New Technique Overcomes Spurious Correlations In AI Models

North Carolina State University researchers have developed a novel technique to address spurious correlations in AI models by identifying and removing problematic data samples from training datasets. This method does not require prior knowledge of the specific spurious features causing issues, making it applicable even when performance problems arise without clear explanations. The approach focuses on eliminating small portions of difficult-to-interpret training data that contribute to misleading correlations, thereby improving model reliability. The findings will be presented at the International Conference on Learning Representations (ICLR) in Singapore from April 24-28, 2025.
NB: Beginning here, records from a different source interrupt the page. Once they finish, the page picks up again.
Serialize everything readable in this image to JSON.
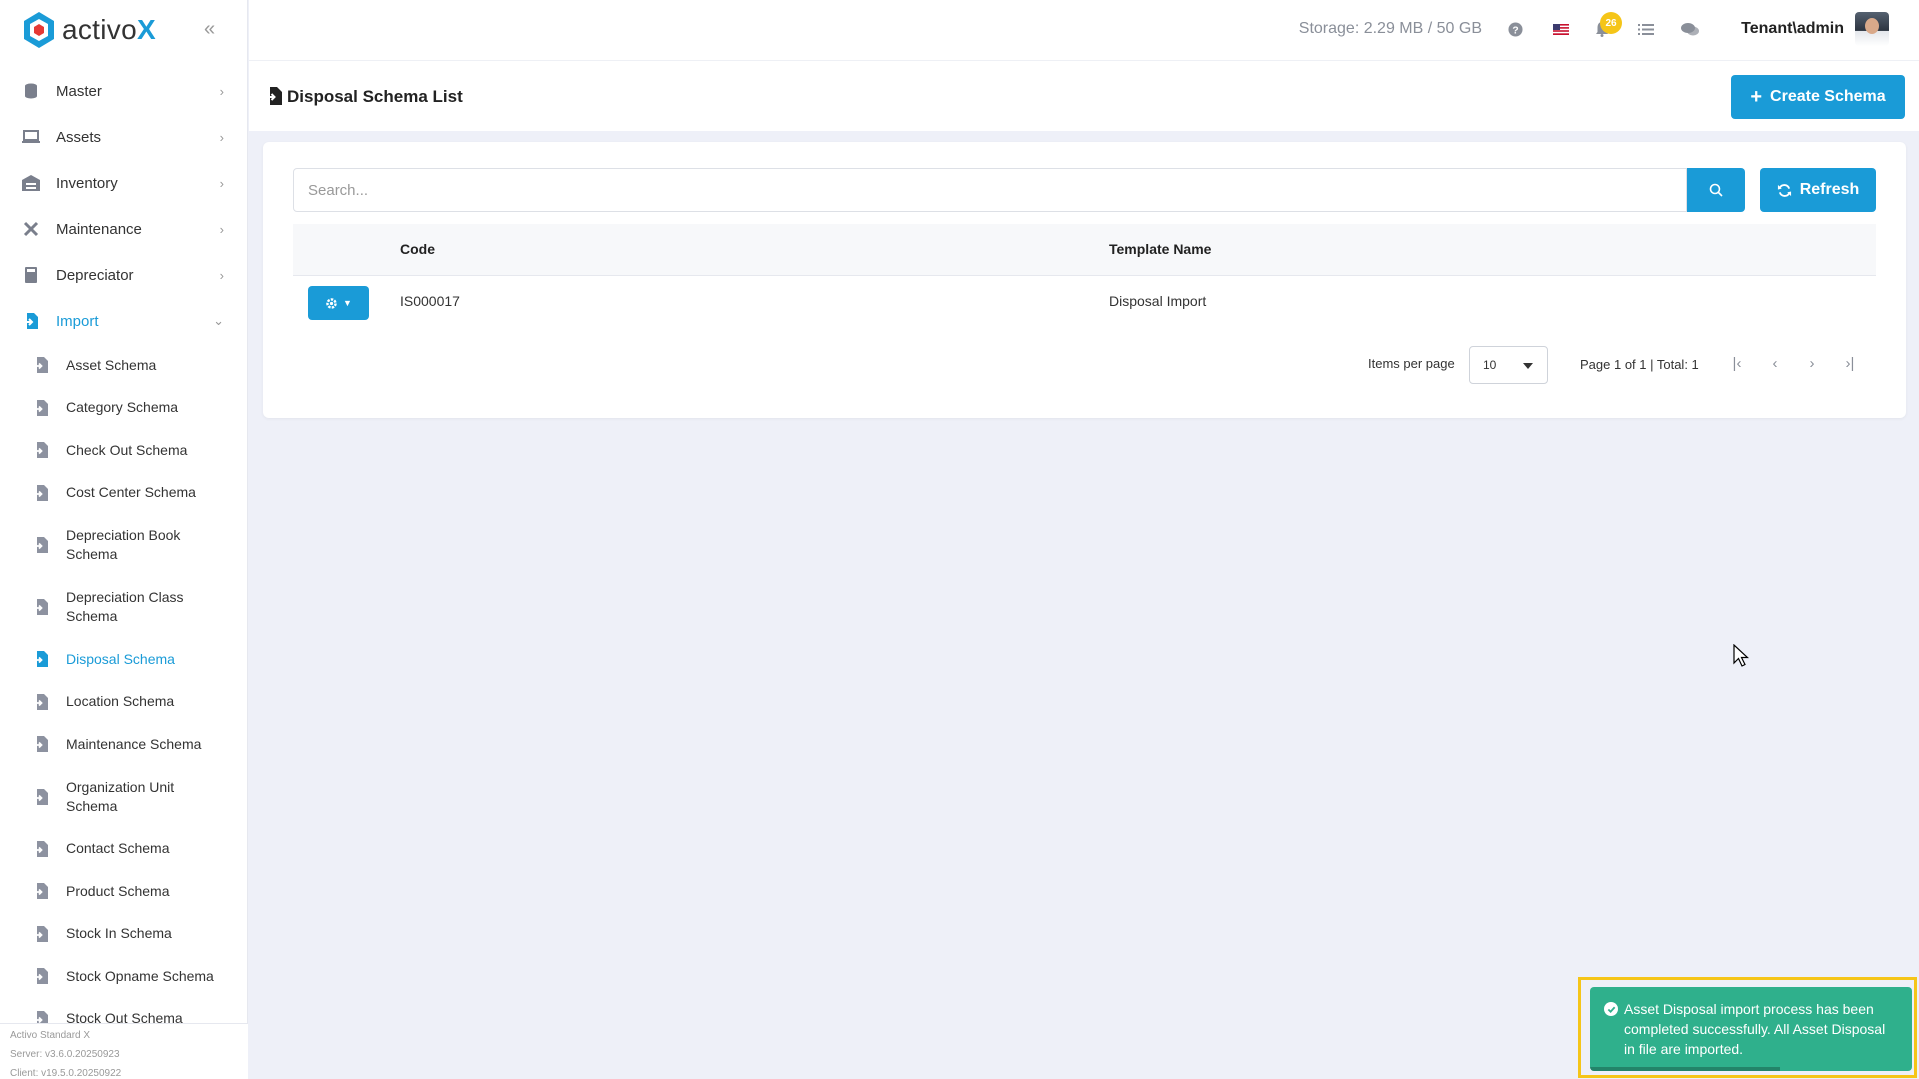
{
  "app": {
    "logo_text": "activo",
    "logo_x": "X",
    "accent": "#1a9bd7"
  },
  "topbar": {
    "storage": "Storage: 2.29 MB / 50 GB",
    "notification_count": "26",
    "user": "Tenant\\admin"
  },
  "nav": [
    {
      "label": "Master",
      "icon": "database-icon"
    },
    {
      "label": "Assets",
      "icon": "laptop-icon"
    },
    {
      "label": "Inventory",
      "icon": "warehouse-icon"
    },
    {
      "label": "Maintenance",
      "icon": "tools-icon"
    },
    {
      "label": "Depreciator",
      "icon": "calculator-icon"
    },
    {
      "label": "Import",
      "icon": "import-icon"
    }
  ],
  "import_sub": [
    "Asset Schema",
    "Category Schema",
    "Check Out Schema",
    "Cost Center Schema",
    "Depreciation Book Schema",
    "Depreciation Class Schema",
    "Disposal Schema",
    "Location Schema",
    "Maintenance Schema",
    "Organization Unit Schema",
    "Contact Schema",
    "Product Schema",
    "Stock In Schema",
    "Stock Opname Schema",
    "Stock Out Schema"
  ],
  "footer": {
    "product": "Activo Standard X",
    "server": "Server: v3.6.0.20250923",
    "client": "Client: v19.5.0.20250922"
  },
  "page": {
    "title": "Disposal Schema List",
    "create_label": "Create Schema",
    "search_placeholder": "Search...",
    "refresh_label": "Refresh"
  },
  "table": {
    "headers": {
      "code": "Code",
      "template_name": "Template Name"
    },
    "rows": [
      {
        "code": "IS000017",
        "template_name": "Disposal Import"
      }
    ]
  },
  "pagination": {
    "items_per_page_label": "Items per page",
    "items_per_page": "10",
    "info": "Page 1 of 1 | Total: 1"
  },
  "toast": {
    "message": "Asset Disposal import process has been completed successfully. All Asset Disposal in file are imported.",
    "color": "#2fb08c"
  }
}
New Technique Addresses Spurious Correlations in AI

AI models often rely on spurious correlations, making decisions based on unimportant and potentially misleading information. Researchers have now discovered these learned spurious correlations can be traced to a very small subset of the training data and have demonstrated a technique that overcomes the problem. This technique is novel in that it can be used even when you have no idea what spurious correlations the AI is relying on, says Jung-En Kim, corresponding author of a paper on the work and an assistant professor of computer science at North Carolina State University.

Spurious correlations are generally caused by simplicity bias during training, where models prioritize easier-to-detect features over more meaningful ones. For example, an AI might identify dogs by their collars instead of more relevant features like ears or fur because collars are simpler to detect. This reliance on spurious correlations can lead to poor performance when deployed in real-world scenarios where such patterns may not hold.

Conventional techniques to address this issue require prior knowledge of the problematic features, limiting their applicability. However, a novel approach has been developed that measures the difficulty of each data sample during training and removes those that contribute to reliance on irrelevant features. By focusing on the subset of data most responsible for spurious learning, it achieves targeted improvements in model robustness.

This new method does not require prior knowledge of spurious features and can be applied even when the cause of the problem is unclear. It effectively balances accuracy and generalization, offering a versatile solution to reduce simplicity bias and enhance model reliability in real-world applications. The technique has demonstrated state-of-the-art results compared to previous work, effectively eliminating spurious correlations without significantly harming performance.

The approach represents a significant advancement in addressing simplicity bias and improving model generalization. It highlights the importance of careful data curation in AI development and offers a practical solution for building models that perform better in real-world scenarios where training correlations may not hold.